Last Updated: 10/09/2012*

Pyros aims to bring new accuracy to unmanned mini-aircraft

Buzzing high above the Arizona desert, the unmanned Cobra aircraft peered at its target: a gray sheet of plywood supported by two-by-fours on a patch of parched dirt far below.

With a click, the tiny aircraft released a Pyros™, a 22-inch-long guided bomb no bigger than a rolled-up movie poster. The bomb’s fins flexed as it streaked earthward. Then, just feet above the target, it erupted in a cloud of flame, shredding a white rectangle painted in the center of the plywood.
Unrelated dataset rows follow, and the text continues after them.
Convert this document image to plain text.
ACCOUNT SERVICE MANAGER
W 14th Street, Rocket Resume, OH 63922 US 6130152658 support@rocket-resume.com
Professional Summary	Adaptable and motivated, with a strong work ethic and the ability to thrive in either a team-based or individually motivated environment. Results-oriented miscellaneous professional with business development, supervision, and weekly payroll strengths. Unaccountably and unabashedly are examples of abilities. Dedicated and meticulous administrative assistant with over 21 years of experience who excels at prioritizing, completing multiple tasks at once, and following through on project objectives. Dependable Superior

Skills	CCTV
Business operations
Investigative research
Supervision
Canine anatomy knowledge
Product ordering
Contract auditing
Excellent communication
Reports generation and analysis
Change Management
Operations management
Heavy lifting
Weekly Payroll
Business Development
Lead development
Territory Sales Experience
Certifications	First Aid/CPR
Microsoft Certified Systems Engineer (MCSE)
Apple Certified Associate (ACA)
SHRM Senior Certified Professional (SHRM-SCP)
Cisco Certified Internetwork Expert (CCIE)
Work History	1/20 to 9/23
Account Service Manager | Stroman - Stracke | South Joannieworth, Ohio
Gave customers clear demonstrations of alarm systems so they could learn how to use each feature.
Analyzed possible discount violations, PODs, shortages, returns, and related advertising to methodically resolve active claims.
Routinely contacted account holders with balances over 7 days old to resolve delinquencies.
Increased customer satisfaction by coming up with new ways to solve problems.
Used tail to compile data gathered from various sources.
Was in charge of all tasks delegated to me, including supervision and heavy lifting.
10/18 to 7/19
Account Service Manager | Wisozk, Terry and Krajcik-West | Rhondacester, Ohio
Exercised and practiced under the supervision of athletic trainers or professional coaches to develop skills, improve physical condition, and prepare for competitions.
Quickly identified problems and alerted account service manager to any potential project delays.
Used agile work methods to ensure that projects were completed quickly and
The July 18 test at the Army’s Yuma Proving Ground in Arizona marked the first live-fire test of the Pyros, a tiny, laser- and satellite-guided bomb that developers are hoping will allow new, smaller unmanned aircraft to carry out precision strikes while sparing civilians. The Pyros is formally known as the Small Tactical Munition.

The test simulated insurgents planting a roadside bomb, and it used the Pyros’ sophisticated height-of-burst sensor to explode just before hitting the target.  

"All systems functioned perfectly, " said Tom Bussing, Raytheon's vice president of advanced missile systems. “The warfighter needs a lightweight, powerful, precision weapon that is designed specifically for the (unmanned aerial system) platform. Pyros is the ideal solution.”

The July 18 test used a Cobra unmanned aerial system, a 9.3-foot-long aircraft with a wingspan of only 10 feet.

The “end-to-end test” validated the weapon’s guidance modes – both semi-active laser and the satellite-based global positioning system –  as well as the height-of-burst sensor, electronic safe-and-arm device and multi-effects warhead.

Raytheon will next install the system on other types of unmanned aircraft and prepare for production, Bussing said.

At 13.5 pounds the Pyros is the smallest air-launched weapon in Raytheon’s portfolio. It is small enough that two of them can fit in the U.S. military’s common launch tube.